Hussain was promised an input into team selection when he stood down from the panel after the World Cup. Next week's first Test against South Africa at Edgbaston is the first time those assurances have been tested.

The Hussain-Duncan Fletcher axis that has dominated English cricket for the past three years has had a natural bias towards experience. Those who have done it are prized, sometimes excessively so, and those showing youthful promise soon discover that it is not a panacea.

If the Hussain-Fletcher alliance remains as strong as ever, then Darren Gough, certainly, and Graham Thorpe, probably, will join two more wise old heads, Alec Stewart and Mark Butcher, when the squad for Edgbaston is announced on Five Live at lunchtime today. Final deliberations over the composition of the squad will take place this morning.

There is a theory doing the rounds that Hussain was peeved when his old mate Thorpe, in the throes of a divorce, changed his mind at the last minute over touring Australia last winter and that, having been left in the lurch, England's Test captain will be reluctant to advocate his return. But Hussain is a pragmatist and whatever frustration he felt at the time is unlikely to colour his thinking if he believes that Thorpe is in the state of mind to produce the weight of middle-order runs needed to outlast South Africa.

South Africa have been prematurely rubbished after a notably slack batting display in the NatWest Series final. If South African sides can traditionally claim anything, it is that they give nothing away easily. They will be anxious to return to first principles at Edgbaston.

In the unlikely event that one of the new young names survives - a show of faith, for all his wretched NatWest Series form, in Jim Troughton for example - then the influence of a new selector, Rod Marsh, a vigorous believer in youth, could have begun to take effect. Marsh's Australian background tells him that talent should be tested at the earliest opportunity.

Gough failed to produce the match-winning performance for Yorkshire against Durham at Chester-le-Street that would have demanded his selection but, after bowling 18 overs on Wednesday, he was without a discernible limp.

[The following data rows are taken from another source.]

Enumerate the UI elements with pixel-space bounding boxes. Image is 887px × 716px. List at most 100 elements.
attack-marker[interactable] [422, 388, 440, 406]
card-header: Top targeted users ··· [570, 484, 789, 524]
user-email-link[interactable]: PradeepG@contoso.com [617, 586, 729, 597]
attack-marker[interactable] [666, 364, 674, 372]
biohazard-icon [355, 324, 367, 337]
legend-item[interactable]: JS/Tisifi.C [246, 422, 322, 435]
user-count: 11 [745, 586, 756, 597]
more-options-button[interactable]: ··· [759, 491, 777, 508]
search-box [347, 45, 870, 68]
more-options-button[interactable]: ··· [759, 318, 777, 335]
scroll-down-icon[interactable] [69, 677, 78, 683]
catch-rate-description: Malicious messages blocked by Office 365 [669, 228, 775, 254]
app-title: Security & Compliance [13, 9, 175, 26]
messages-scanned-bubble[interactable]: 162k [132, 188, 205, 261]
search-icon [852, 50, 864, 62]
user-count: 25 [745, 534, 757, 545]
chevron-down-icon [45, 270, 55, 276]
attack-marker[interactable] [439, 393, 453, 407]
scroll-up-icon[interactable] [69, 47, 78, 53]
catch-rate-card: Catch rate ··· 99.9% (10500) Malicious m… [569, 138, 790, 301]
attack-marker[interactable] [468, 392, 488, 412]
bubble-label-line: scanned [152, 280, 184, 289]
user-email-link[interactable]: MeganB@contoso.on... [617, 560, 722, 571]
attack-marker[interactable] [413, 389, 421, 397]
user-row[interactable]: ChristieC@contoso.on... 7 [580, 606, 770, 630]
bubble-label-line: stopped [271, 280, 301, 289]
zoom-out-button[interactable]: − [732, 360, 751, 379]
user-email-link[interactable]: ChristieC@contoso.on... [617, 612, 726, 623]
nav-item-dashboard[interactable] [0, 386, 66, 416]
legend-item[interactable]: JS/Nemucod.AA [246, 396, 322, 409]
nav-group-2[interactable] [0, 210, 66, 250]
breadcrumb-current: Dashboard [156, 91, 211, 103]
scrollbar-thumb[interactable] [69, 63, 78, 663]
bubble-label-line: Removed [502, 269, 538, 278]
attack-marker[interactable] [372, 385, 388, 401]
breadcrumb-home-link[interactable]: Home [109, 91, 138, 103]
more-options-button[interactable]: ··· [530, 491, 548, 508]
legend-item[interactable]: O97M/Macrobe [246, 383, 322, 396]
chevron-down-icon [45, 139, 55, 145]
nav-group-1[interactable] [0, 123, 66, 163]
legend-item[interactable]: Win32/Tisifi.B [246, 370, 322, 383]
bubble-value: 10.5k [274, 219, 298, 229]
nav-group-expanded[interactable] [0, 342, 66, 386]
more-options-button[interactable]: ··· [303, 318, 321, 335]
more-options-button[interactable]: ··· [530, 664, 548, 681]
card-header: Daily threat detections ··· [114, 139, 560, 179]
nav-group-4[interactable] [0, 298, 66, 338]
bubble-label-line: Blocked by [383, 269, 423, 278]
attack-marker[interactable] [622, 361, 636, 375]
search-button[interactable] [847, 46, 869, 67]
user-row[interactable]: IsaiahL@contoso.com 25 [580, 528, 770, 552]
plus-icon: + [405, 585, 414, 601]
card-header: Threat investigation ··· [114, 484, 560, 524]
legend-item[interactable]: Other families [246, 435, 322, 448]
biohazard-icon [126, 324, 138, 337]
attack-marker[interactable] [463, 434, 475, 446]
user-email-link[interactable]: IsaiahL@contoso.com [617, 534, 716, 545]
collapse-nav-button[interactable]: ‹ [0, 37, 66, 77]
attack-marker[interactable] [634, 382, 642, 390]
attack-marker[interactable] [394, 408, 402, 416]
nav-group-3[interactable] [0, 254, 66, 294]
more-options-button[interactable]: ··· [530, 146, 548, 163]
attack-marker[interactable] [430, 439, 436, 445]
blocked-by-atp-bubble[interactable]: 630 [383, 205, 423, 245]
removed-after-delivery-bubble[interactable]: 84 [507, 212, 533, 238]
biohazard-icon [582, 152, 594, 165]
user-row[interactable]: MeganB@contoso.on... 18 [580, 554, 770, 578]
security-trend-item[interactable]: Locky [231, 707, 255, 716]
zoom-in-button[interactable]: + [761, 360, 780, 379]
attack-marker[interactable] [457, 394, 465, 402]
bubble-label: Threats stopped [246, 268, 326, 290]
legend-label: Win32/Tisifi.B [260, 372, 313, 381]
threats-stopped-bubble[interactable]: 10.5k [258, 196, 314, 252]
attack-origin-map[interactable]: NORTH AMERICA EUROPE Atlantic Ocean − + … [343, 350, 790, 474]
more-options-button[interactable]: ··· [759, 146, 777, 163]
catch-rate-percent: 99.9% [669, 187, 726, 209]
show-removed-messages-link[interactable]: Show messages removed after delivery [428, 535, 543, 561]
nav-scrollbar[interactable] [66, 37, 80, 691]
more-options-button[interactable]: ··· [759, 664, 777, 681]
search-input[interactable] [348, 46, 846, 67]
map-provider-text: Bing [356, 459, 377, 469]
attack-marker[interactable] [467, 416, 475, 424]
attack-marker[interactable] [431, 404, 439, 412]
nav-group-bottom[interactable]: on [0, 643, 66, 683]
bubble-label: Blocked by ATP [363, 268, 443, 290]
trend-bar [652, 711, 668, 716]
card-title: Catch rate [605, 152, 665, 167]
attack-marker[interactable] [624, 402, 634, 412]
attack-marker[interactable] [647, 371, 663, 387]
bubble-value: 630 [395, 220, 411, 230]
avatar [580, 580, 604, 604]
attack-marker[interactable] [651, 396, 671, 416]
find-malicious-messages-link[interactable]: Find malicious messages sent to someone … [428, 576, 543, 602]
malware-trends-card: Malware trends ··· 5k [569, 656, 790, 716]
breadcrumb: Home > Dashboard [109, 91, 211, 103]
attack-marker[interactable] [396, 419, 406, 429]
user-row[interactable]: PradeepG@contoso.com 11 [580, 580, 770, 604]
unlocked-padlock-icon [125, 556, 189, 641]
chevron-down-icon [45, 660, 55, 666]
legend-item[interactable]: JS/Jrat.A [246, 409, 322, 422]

The feeling within the Yorkshire dressing room is that Gough is a likelier inclusion than Anthony McGrath, whose two excellent Test displays against Zimbabwe may not ultimately carry enough sway to retain his place in the XI.

Most intriguing of all will be Hussain's mood of captaincy after more than three months' break. At the start of England's abortive World Cup challenge last winter, he chose to spend an afternoon playing golf rather than lead England in a warm-up match in the South African township of Motherwell. It was suggested that it might have been a misjudgment. "Tell it to someone who cares," he snapped.

A displeased Hussain is a beast to be reckoned with. His eyes blaze with indignation, and his nose tips disdainfully to the heavens. His natural inclination is to look for victory rather than compromise.

Hussain remains comfort ably England's best option as Test captain, even if Michael Vaughan's successful introduction as one-day skipper has quickened speculation that he will soon also displace Hussain in the Test role. Its purpose is to convey the general strain Hussain was under last winter and how, in Gough's vivid phrase at Lord's last week, in his desperation to succeed, he had started to "captain by intimidation".

Separate Test and one-day captains can work, but only if both players can survive the media's insatiable desire to present them as rivals, where one man's success automatically undermines the other's authority.

Hussain chose not to contact Vaughan during the NatWest Series. He knew what he would have preferred - the chance to grow into a new job and not feel that his every move was being monitored. Now he is back in the job. And what he needs to feel at home is some runs under his belt.